Fara bahkan sudah menangis tersedu-sedu dengan posisi sudah terduduk sambil menangis. Rasanya masalah datang terus menerus dalam hidupnya, kapan ia akan merasakan hidup normal seperti orang lain?

Ternyata sejak tadi ada seseorang yang memperhatikan Fara dari sudut atap gedung, tepatnya depan pintu atap gedung.

"Sesakit itukah penderitaanmu?"

Alvi pun melangkah lalu ikut duduk. Tangannya ragu untuk menyentuh Fara yang menunduk menangis. Setelah pertimbangan akhirnya Alvi merengkuh tubuh rapuh itu. Memeluknya. Memberikan kekuatan. Fara masih menangis, tangisan yang begitu menyayat hati. Bahkan kini Alvi ikut menangis, ia merasakan apa yang perempuan ini rasakan.

"Aku merasa manusia paling menderita di dunia ini," lirih Fara masih menangis dalam pelukan hangat Alvi.

Alvi menggeleng lemah lalu melepaskan pelukannya dan menatap Fara yang sudah penuh air mata. "Kamu salah Fara.
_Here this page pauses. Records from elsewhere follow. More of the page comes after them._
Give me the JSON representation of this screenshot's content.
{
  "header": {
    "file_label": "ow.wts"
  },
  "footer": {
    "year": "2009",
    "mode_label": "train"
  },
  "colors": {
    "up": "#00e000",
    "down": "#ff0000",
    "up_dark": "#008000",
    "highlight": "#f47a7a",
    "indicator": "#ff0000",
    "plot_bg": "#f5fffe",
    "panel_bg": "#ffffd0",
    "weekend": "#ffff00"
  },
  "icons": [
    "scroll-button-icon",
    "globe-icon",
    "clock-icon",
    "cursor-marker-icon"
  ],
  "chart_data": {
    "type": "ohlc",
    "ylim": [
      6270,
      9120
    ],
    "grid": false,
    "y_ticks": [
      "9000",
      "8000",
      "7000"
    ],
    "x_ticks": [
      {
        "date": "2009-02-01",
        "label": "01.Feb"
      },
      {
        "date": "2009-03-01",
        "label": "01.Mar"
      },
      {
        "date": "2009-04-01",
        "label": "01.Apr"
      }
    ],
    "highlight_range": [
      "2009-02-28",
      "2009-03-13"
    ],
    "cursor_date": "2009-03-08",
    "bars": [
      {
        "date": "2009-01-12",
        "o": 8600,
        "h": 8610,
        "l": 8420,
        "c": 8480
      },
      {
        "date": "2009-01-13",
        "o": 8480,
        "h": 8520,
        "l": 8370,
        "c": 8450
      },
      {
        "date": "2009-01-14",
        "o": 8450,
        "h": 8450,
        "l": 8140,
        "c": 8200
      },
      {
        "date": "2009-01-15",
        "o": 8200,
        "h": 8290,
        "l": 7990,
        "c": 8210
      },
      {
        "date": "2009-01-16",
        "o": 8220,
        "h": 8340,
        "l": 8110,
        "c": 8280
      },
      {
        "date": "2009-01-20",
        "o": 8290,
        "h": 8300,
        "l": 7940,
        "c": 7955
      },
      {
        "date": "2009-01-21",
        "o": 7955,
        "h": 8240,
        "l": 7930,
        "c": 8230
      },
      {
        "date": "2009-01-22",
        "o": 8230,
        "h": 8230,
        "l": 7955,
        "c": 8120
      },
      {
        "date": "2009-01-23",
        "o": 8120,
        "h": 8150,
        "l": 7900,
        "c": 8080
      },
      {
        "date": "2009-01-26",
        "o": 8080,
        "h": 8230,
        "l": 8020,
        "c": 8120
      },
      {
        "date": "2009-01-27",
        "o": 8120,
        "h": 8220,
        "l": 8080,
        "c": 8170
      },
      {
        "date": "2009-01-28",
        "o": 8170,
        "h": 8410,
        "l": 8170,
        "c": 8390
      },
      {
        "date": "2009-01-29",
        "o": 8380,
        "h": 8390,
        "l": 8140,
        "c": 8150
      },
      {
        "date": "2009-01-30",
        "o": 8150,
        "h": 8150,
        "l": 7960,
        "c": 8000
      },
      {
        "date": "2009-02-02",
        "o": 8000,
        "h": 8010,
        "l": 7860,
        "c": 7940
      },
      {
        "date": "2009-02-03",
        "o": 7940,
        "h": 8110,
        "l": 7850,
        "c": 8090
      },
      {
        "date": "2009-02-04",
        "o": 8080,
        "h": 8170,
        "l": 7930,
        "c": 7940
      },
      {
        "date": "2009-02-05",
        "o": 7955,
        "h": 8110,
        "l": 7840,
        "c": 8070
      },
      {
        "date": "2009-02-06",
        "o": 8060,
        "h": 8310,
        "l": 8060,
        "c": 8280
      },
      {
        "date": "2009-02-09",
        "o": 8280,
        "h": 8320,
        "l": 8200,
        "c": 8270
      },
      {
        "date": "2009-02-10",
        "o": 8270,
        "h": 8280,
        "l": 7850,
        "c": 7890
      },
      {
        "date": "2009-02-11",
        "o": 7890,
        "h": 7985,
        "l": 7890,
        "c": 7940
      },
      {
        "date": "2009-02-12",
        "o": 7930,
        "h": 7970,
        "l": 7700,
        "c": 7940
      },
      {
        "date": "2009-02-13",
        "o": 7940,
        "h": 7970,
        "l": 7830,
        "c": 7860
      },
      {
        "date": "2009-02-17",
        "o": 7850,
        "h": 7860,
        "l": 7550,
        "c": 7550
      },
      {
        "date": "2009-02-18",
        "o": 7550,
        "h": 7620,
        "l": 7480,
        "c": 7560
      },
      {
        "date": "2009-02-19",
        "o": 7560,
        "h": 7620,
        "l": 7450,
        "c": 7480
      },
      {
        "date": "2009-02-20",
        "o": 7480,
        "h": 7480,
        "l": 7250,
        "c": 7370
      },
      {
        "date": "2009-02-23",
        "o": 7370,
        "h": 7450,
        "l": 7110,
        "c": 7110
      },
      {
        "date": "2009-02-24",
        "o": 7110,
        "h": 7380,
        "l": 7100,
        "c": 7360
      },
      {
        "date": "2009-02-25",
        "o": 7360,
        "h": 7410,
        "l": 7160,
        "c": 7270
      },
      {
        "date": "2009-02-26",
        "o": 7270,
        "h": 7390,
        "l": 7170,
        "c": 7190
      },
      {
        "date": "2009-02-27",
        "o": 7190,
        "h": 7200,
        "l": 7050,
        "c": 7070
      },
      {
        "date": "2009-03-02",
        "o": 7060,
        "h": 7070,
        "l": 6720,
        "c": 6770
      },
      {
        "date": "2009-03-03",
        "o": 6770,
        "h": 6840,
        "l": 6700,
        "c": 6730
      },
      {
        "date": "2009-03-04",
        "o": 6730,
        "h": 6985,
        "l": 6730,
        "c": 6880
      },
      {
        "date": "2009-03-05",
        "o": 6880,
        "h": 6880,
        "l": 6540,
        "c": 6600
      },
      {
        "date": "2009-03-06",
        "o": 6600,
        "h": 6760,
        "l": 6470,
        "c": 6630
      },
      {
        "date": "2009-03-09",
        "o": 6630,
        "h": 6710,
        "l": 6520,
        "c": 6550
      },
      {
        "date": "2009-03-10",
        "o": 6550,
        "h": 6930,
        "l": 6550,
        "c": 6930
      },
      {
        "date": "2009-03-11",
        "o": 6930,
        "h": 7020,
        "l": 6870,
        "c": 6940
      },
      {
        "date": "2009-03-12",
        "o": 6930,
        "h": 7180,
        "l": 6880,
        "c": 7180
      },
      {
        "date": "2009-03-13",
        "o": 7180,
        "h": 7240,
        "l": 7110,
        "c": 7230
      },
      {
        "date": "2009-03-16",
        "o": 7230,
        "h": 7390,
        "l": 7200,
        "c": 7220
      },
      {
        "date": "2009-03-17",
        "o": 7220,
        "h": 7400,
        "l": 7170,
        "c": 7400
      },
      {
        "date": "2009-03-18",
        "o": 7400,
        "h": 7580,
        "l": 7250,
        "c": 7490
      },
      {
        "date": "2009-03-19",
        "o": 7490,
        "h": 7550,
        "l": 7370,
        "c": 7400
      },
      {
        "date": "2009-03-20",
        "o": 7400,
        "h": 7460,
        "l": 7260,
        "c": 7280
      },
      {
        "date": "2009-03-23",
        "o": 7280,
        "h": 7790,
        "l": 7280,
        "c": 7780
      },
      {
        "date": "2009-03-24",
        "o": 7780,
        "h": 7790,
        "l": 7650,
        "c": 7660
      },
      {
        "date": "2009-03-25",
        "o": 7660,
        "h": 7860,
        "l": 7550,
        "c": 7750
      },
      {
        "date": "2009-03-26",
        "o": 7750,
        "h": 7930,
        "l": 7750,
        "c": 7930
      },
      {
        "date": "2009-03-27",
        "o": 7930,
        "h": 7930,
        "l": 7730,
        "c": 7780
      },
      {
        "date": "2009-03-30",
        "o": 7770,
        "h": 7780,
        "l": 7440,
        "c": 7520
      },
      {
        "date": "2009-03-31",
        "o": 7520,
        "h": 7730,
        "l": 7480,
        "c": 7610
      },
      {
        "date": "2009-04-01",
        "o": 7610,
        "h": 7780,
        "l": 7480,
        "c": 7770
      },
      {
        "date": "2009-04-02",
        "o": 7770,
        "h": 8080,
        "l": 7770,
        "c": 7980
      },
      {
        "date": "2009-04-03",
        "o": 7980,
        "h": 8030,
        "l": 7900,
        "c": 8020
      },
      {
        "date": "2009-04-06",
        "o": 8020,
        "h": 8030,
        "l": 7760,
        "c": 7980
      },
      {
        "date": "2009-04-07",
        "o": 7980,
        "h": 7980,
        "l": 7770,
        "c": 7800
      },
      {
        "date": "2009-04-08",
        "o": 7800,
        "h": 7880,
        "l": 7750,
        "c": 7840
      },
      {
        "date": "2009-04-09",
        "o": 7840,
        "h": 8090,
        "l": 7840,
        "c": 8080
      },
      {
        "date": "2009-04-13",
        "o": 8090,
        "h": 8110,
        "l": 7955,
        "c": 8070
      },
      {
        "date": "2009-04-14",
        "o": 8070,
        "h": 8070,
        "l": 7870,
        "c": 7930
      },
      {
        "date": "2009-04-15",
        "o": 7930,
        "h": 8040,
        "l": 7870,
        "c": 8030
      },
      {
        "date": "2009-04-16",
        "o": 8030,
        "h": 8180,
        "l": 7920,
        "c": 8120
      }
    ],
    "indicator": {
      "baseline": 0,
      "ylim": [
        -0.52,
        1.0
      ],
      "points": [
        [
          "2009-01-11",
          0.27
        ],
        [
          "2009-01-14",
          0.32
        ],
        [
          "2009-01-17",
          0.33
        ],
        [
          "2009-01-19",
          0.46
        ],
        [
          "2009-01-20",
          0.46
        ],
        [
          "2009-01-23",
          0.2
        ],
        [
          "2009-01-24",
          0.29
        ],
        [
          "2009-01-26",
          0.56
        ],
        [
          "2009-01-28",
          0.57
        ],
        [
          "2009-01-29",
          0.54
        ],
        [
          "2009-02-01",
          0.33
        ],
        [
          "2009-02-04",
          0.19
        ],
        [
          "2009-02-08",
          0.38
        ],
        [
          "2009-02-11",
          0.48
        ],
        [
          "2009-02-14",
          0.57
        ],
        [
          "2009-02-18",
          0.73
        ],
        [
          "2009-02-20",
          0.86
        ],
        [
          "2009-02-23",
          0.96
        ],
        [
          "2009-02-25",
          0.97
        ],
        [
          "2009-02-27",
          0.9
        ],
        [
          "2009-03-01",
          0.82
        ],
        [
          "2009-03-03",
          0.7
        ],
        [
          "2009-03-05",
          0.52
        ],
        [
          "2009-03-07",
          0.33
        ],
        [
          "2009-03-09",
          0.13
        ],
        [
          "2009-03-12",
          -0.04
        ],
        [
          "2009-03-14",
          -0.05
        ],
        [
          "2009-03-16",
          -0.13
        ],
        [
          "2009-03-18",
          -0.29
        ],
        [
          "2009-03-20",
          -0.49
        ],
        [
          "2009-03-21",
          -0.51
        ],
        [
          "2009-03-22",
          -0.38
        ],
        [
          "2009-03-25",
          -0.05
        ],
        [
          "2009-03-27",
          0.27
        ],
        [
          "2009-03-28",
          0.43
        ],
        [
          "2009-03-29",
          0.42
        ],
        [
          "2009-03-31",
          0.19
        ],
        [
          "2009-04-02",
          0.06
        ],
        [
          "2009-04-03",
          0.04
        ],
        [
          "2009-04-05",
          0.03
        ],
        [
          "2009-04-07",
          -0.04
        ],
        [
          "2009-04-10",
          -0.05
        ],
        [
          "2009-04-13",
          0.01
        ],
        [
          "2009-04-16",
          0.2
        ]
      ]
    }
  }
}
Semua manusia punya masalah namun mereka percaya Allah, serahkan saja semuanya pada Allah." Ujar Alvi menatap mata sayu didepannya.

"Terkadang yang baik menurut kita belum tentu baik dimata Allah, serahkan pada Allah yang penting kita sudah berusaha," baru kali ini Alvi bicara panjang lebar setelah sepuluh tahun yang lalu tidak pernah bertemu Fara.

Fara diam memperhatikan lelaki berjas putih, rambut rapi, dan berkacamata terlihat begitu manis dimata kaum hawa. Alvi sama sekali tidak berubah, ia tetap hangat dan baik pada Fara. Rasanya ia ingin kembali memeluk sosok lelaki yang sempat mengisi hatinya. Ia rindu, ia rindu!

"Ku mohon jangan menangis lagi!" tutur Alvi dengan tangan yang sudah menyentuh pipi Fara, menghapus sisa air mata di wajah Fara.

Mereka diam. Keduanya saling menatap. Menyelami tatapan intens dari keduanya. Cukup lama mereka dalam posisi tersebut, sampai akhirnya...

Tidak Fara, tidak! Dia jahat, dia tak pantas untukmu lagi! Sadarlah.

Fara tersadar dan ia langsung bangkit diikuti Alvi. "Terima kasih," ujar Fara langusung pergi begitu saja.

Alvi diam membeku ditempatnya. Ia hanya ingin melihat perempuan itu tersenyum kembali, walau ia juga menjadi salah satu penyebab luka yang dideritanya.

-----

"Manisnya pas Rahma, ternyata kamu pintar masak ya," seru Icha yang kini sedang menikmati chocolate cuke dan cheese cake yang diberikan Rahma padanya.

Rahma tersenyum lega. "Alhamdulillah kalau Kak Icha suka. Semoga Alvi juga suka sama chocolate cake yang aku buat."

"Dia mah apa pun yang berbau coklat pasti dia suka." Terang Icha-- Kakak kandung Alvi.

Mereka pun mengobrol mengenai berbagai hal yang sesekali membuat mereka tertawa.

"Assalamualaikum." Salam Alvi memasuki ruang keluarga.

"Waalaikumsalam," jawab Rahma dan Icha. Barusaja dibicarakan Alvi sudah datang.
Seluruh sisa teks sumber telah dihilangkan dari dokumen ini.